Cette transition fut dans le cas du premier des agriculteurs pionniers brésiliens un changement de cap à 180° opéré d’un seul coup en 1972, comme relaté dans ma première tribune d’hommage à Herbert BARTZ. Ce témoignage est repris par son biographe et ses enfants, dont sa fille, universitaire en biologie des sols au Brésil et au Portugal et spécialiste en taxonomie des lombricidés, en forme d’historiette pour enfants, à partir d’un épisode de leur enfance raconté en plusieurs langues, dont le français, avec des illustrations, dont celles qui illustrent cette tribune : https://febrapdp.org.br/livro/Le-mystere-du-ruisseau-rouge-WSantin2019.pdf

Journées nationales de l’agriculture

Chez nous, la dernière semaine de ce printemps 2021 a été marquée par la première édition des Journées nationales de l’agriculture célébrées sur trois jours, du vendredi 18 au dimanche 20, celui du premier tour des élections régionales et départementales si peu concouru aux urnes (y aurait-il une relation de cause à effet ?).

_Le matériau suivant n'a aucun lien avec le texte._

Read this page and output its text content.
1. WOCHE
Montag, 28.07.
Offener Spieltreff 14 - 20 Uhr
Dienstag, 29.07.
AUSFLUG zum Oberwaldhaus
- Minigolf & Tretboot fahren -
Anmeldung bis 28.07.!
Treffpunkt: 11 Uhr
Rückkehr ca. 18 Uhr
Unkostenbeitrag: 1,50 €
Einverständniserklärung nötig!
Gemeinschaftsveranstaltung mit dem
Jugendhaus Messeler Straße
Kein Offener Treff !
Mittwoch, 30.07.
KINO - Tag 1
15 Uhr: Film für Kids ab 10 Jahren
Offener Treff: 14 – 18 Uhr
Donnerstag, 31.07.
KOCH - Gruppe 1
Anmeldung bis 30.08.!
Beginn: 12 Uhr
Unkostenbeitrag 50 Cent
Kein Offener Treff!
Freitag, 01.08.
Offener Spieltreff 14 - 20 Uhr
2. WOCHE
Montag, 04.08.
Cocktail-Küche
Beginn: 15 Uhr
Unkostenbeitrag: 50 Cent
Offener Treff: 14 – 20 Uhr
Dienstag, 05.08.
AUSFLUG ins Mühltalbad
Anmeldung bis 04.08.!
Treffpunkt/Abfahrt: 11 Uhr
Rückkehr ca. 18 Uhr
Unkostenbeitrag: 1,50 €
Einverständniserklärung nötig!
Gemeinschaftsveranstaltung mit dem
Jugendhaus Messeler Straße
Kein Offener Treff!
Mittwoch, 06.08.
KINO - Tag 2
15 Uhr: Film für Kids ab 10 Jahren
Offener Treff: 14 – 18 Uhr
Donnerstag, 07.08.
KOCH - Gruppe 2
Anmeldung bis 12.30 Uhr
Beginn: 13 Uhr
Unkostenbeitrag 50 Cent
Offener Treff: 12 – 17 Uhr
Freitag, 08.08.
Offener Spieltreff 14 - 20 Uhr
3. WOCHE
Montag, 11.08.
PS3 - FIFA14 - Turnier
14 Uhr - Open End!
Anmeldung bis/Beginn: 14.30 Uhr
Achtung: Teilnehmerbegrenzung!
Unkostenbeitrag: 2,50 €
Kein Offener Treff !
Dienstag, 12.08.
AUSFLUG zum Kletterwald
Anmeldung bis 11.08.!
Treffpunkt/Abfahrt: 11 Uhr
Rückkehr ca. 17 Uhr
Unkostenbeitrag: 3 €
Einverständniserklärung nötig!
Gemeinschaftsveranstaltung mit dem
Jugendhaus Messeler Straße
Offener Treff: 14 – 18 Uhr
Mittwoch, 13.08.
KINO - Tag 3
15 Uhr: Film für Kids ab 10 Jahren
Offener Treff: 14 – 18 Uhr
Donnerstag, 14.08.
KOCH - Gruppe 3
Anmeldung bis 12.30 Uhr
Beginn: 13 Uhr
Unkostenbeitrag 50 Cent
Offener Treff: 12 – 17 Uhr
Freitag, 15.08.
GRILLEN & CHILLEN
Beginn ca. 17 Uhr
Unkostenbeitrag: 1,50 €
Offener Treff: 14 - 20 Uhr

La genèse de cette initiative inspirée des journées européennes du patrimoine (parfois matrimonial) dont la première édition à l’échelle nationale et sur une seule journée remonte à 1984 (deux ans après la fête de la musique) est sans nul doute à rechercher dans la non célébration de l’édition 2021 du Salon international de l’agriculture pour cause de pandémie de covid-19. Paraphrasons de Gaulle qui assurément aurait approuvé cette initiative servant in fine notre souveraineté alimentaire et même énergétique : "Comment voulez-vous (gouverner un pays) doper l’agriculture d’un pays où il existe (plus de) 246 variétés de fromages ?" Cette diversité est certes un atout, mais comment soutenir l’agriculture dans toute sa diversité sans déperditions paperassières asservies aux particularismes des filières ? Justement en considérant le cœur et l’âme communs à tant de diversité patri- matri- moniale, leur radicalité vivante : le sol, dans son intégrité et sa vitalité, à préserver ou restaurer, bonifier et renforcer. Par exemple en encourageant les agriculteurs engagés dans cette régénération Plateforme digitale - Pour une agriculture du vivant.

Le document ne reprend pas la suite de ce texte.